ABSTRACT

Japanese literature of the interwar and wartime period, that is the era of the so-called Fifteen Years War (1931–1945) – that Japan initiated and which eventually came close to destroying the country – is a narrative of increasingly oppressive censorship: by the time of Japan's sneak attack on Pearl Harbour in 1941 most writers had been thoroughly cowed into submission, following the pro-war government line (Suzuki 2012: 24–85; Abel 2012: 89–143; Morton 2013). From the early 1930s onwards, many writers embraced the series of aggressive, imperialistic military campaigns prosecuted by the Japanese government on the Asian mainland, and later in the Pacific, during the course of the conflict eventually known as World War II. They overwhelmingly supported the argument that this was a war against the Western domination of Asia, a war that promised to cleanse Asia of Western Imperialism. Pockets of resistance did exist. Literary resistance took a number of forms: silence was one but there were others, as this chapter will demonstrate. Nevertheless, as an explicitly anti-Western war, the discourse of the times became more and more xenophobic and jingoistic, leading to the contradiction that the great body of European and Anglo-American literature so enthusiastically embraced by Japanese authors over the previous eighty years or so was now to be mostly condemned, seen as antithetical to Japanese values.
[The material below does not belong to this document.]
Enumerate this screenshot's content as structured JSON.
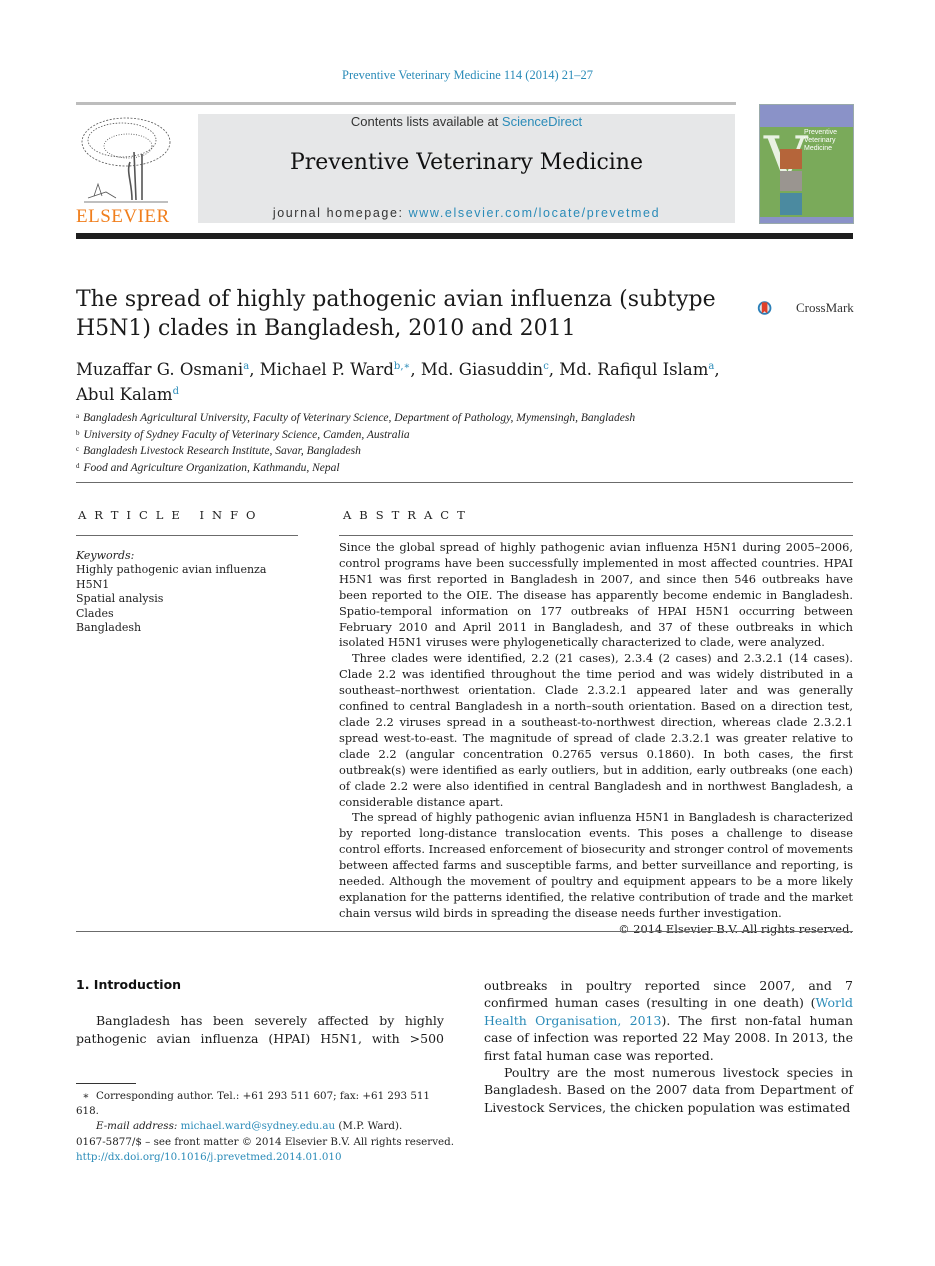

This contradiction plagued the work of many authors at the time, and was most concisely expressed in the 1942 conference of intellectuals on ‘Overcoming Modernity’ (kindai no chōkoku) held to debate this very issue (Calichman 2008). This chapter will tell the story of how Japanese authors both succumbed to the prevailing literary currents and also resisted them. First, a brief overview of the situation in the 1930s will set the stage for a more detailed analysis.